17 Ekim 2012 Çarşamba

"Prometheus" Bizi Gerer mi???

Bir zamanların ünlü film serisi olan "Alien"ları izleyenler bilirler. Baştan sona gerilimdir. Bir tane bile espiri ya da komik sahne yoktur. Bir çok yerde kasılırsınız. Yer yer gözlerinizi kapatırsınız. Bazen de tiksinirsiniz. Gerilim sevenler için dört dörtlük bir filmidir.

Serinin başlangıç hikayesini öğrendiğimiz 2012 yapımı filmde bir grup bilim adamının "Prometheus" adlı uzay gemisiyle insanoğlunun atalarını ve onların kalıntılarını keşfetmek için çıktıkları yolculuğu izliyoruz.
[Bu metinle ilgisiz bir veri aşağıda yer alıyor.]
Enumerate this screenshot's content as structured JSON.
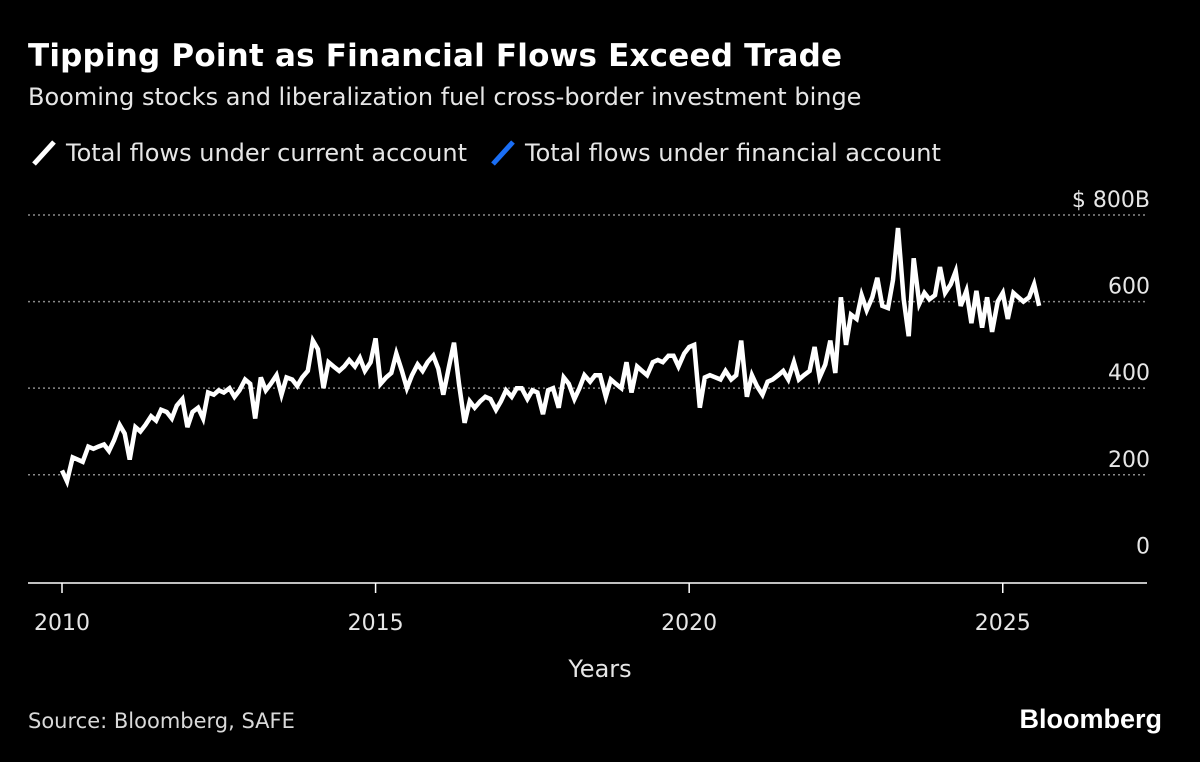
{
  "title": "Tipping Point as Financial Flows Exceed Trade",
  "subtitle": "Booming stocks and liberalization fuel cross-border investment binge",
  "legend": [
    {
      "label": "Total flows under current account",
      "color": "#ffffff"
    },
    {
      "label": "Total flows under financial account",
      "color": "#1a6ef5"
    }
  ],
  "source": "Source: Bloomberg, SAFE",
  "brand": "Bloomberg",
  "chart_data": {
    "type": "line",
    "xlabel": "Years",
    "ylabel": "",
    "y_unit_label": "$ 800B",
    "xlim": [
      2010,
      2027.3
    ],
    "ylim": [
      -50,
      800
    ],
    "x_ticks": [
      2010,
      2015,
      2020,
      2025
    ],
    "x_tick_labels": [
      "2010",
      "2015",
      "2020",
      "2025"
    ],
    "y_ticks": [
      0,
      200,
      400,
      600,
      800
    ],
    "y_tick_labels": [
      "0",
      "200",
      "400",
      "600",
      "$ 800B"
    ],
    "grid": true,
    "legend_position": "top-left",
    "series": [
      {
        "name": "Total flows under current account",
        "color": "#ffffff",
        "x": [
          2010.0,
          2010.08,
          2010.17,
          2010.25,
          2010.33,
          2010.42,
          2010.5,
          2010.58,
          2010.67,
          2010.75,
          2010.83,
          2010.92,
          2011.0,
          2011.08,
          2011.17,
          2011.25,
          2011.33,
          2011.42,
          2011.5,
          2011.58,
          2011.67,
          2011.75,
          2011.83,
          2011.92,
          2012.0,
          2012.08,
          2012.17,
          2012.25,
          2012.33,
          2012.42,
          2012.5,
          2012.58,
          2012.67,
          2012.75,
          2012.83,
          2012.92,
          2013.0,
          2013.08,
          2013.17,
          2013.25,
          2013.33,
          2013.42,
          2013.5,
          2013.58,
          2013.67,
          2013.75,
          2013.83,
          2013.92,
          2014.0,
          2014.08,
          2014.17,
          2014.25,
          2014.33,
          2014.42,
          2014.5,
          2014.58,
          2014.67,
          2014.75,
          2014.83,
          2014.92,
          2015.0,
          2015.08,
          2015.17,
          2015.25,
          2015.33,
          2015.42,
          2015.5,
          2015.58,
          2015.67,
          2015.75,
          2015.83,
          2015.92,
          2016.0,
          2016.08,
          2016.17,
          2016.25,
          2016.33,
          2016.42,
          2016.5,
          2016.58,
          2016.67,
          2016.75,
          2016.83,
          2016.92,
          2017.0,
          2017.08,
          2017.17,
          2017.25,
          2017.33,
          2017.42,
          2017.5,
          2017.58,
          2017.67,
          2017.75,
          2017.83,
          2017.92,
          2018.0,
          2018.08,
          2018.17,
          2018.25,
          2018.33,
          2018.42,
          2018.5,
          2018.58,
          2018.67,
          2018.75,
          2018.83,
          2018.92,
          2019.0,
          2019.08,
          2019.17,
          2019.25,
          2019.33,
          2019.42,
          2019.5,
          2019.58,
          2019.67,
          2019.75,
          2019.83,
          2019.92,
          2020.0,
          2020.08,
          2020.17,
          2020.25,
          2020.33,
          2020.42,
          2020.5,
          2020.58,
          2020.67,
          2020.75,
          2020.83,
          2020.92,
          2021.0,
          2021.08,
          2021.17,
          2021.25,
          2021.33,
          2021.42,
          2021.5,
          2021.58,
          2021.67,
          2021.75,
          2021.83,
          2021.92,
          2022.0,
          2022.08,
          2022.17,
          2022.25,
          2022.33,
          2022.42,
          2022.5,
          2022.58,
          2022.67,
          2022.75,
          2022.83,
          2022.92,
          2023.0,
          2023.08,
          2023.17,
          2023.25,
          2023.33,
          2023.42,
          2023.5,
          2023.58,
          2023.67,
          2023.75,
          2023.83,
          2023.92,
          2024.0,
          2024.08,
          2024.17,
          2024.25,
          2024.33,
          2024.42,
          2024.5,
          2024.58,
          2024.67,
          2024.75,
          2024.83,
          2024.92,
          2025.0,
          2025.08,
          2025.17,
          2025.25,
          2025.33,
          2025.42,
          2025.5,
          2025.58
        ],
        "values": [
          210,
          185,
          240,
          235,
          230,
          265,
          260,
          265,
          270,
          255,
          280,
          315,
          295,
          235,
          310,
          300,
          315,
          335,
          325,
          350,
          345,
          330,
          360,
          375,
          310,
          345,
          355,
          330,
          390,
          385,
          395,
          390,
          400,
          380,
          395,
          420,
          410,
          330,
          425,
          395,
          410,
          430,
          385,
          425,
          420,
          405,
          425,
          440,
          510,
          490,
          400,
          460,
          450,
          440,
          450,
          465,
          450,
          470,
          440,
          460,
          515,
          410,
          425,
          435,
          480,
          440,
          400,
          430,
          455,
          440,
          460,
          475,
          445,
          385,
          450,
          505,
          410,
          320,
          370,
          355,
          370,
          380,
          375,
          350,
          370,
          395,
          380,
          400,
          400,
          375,
          395,
          390,
          340,
          395,
          400,
          355,
          425,
          410,
          375,
          400,
          430,
          415,
          430,
          430,
          380,
          420,
          410,
          400,
          460,
          390,
          450,
          440,
          430,
          460,
          465,
          460,
          475,
          475,
          450,
          480,
          495,
          500,
          355,
          425,
          430,
          425,
          420,
          440,
          420,
          430,
          510,
          380,
          430,
          405,
          385,
          415,
          420,
          430,
          440,
          420,
          460,
          420,
          430,
          440,
          495,
          425,
          455,
          510,
          435,
          610,
          500,
          570,
          560,
          615,
          580,
          610,
          655,
          590,
          585,
          650,
          770,
          605,
          520,
          700,
          595,
          620,
          605,
          615,
          680,
          620,
          640,
          670,
          590,
          625,
          550,
          625,
          540,
          610,
          530,
          600,
          620,
          560,
          620,
          610,
          600,
          610,
          640,
          590
        ],
        "draw": "computed"
      },
      {
        "name": "Total flows under financial account",
        "color": "#1a6ef5",
        "draw": "computed"
      }
    ]
  }
}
Geminin mürettebatı gemiyi uzayın derinliklerinde bir gezegene sürüp bir iz bulmaya çalışıyorlar. İşin aslının farklı olduğu anlaşılıyor. Mürettebat, ilk kez alienlerle karşılaşıyor. Elbetteki bu karşılaşma hoş bir karşılaşma olmuyor. Alienlar bir sebeple mürettebata saldırıyor, bu saldırının sadece mürettebata yönelik değil, daha ziyade insan ırkının sonunu getirmek için yapılmış bir saldırı olduğunu ise, kimse bilmiyor.
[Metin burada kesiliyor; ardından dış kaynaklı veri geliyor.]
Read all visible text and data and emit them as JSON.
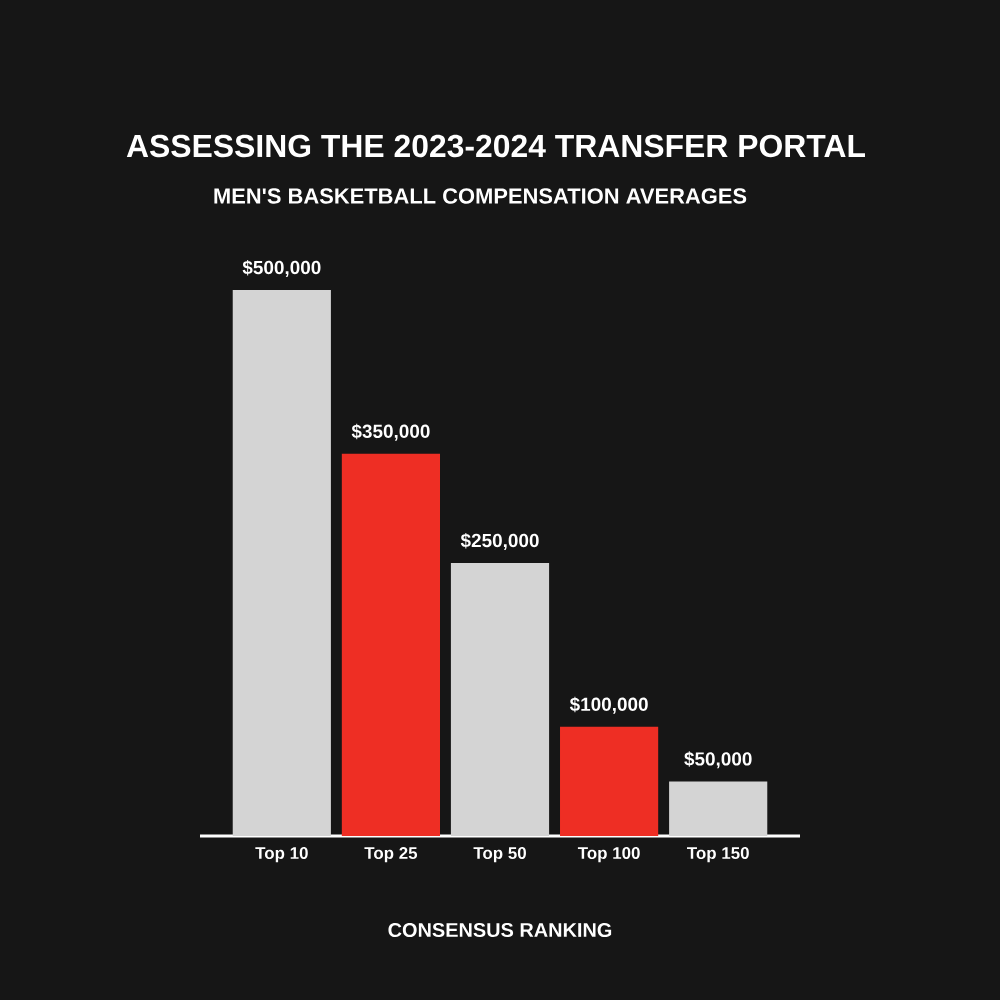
{
  "chart_data": {
    "type": "bar",
    "title": "ASSESSING THE 2023-2024 TRANSFER PORTAL",
    "subtitle": "MEN'S BASKETBALL COMPENSATION AVERAGES",
    "xlabel": "CONSENSUS RANKING",
    "categories": [
      "Top 10",
      "Top 25",
      "Top 50",
      "Top 100",
      "Top 150"
    ],
    "values": [
      500000,
      350000,
      250000,
      100000,
      50000
    ],
    "colors": [
      "#d4d4d4",
      "#ee2e24",
      "#d4d4d4",
      "#ee2e24",
      "#d4d4d4"
    ],
    "value_labels": [
      "$500,000",
      "$350,000",
      "$250,000",
      "$100,000",
      "$50,000"
    ]
  }
}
Filmde bir çok ünlüyü bir arada görüyoruz. Başrolde bu kez "Doctor Shaw"u canlandıran Noomi Rapace'yi görüyoruz. (Kendisi Millenium -Ejderha Dövmeli Kız serisinin Lizbeth Salander'ı). Filmin yapay insanı David rolünde ise Michael Fassbender'ı görüyoruz. (X-Men First Class'ın genç Magneto'su). Bunun yanında Charlize Theron ve Guy Pearce gibi isimler de var.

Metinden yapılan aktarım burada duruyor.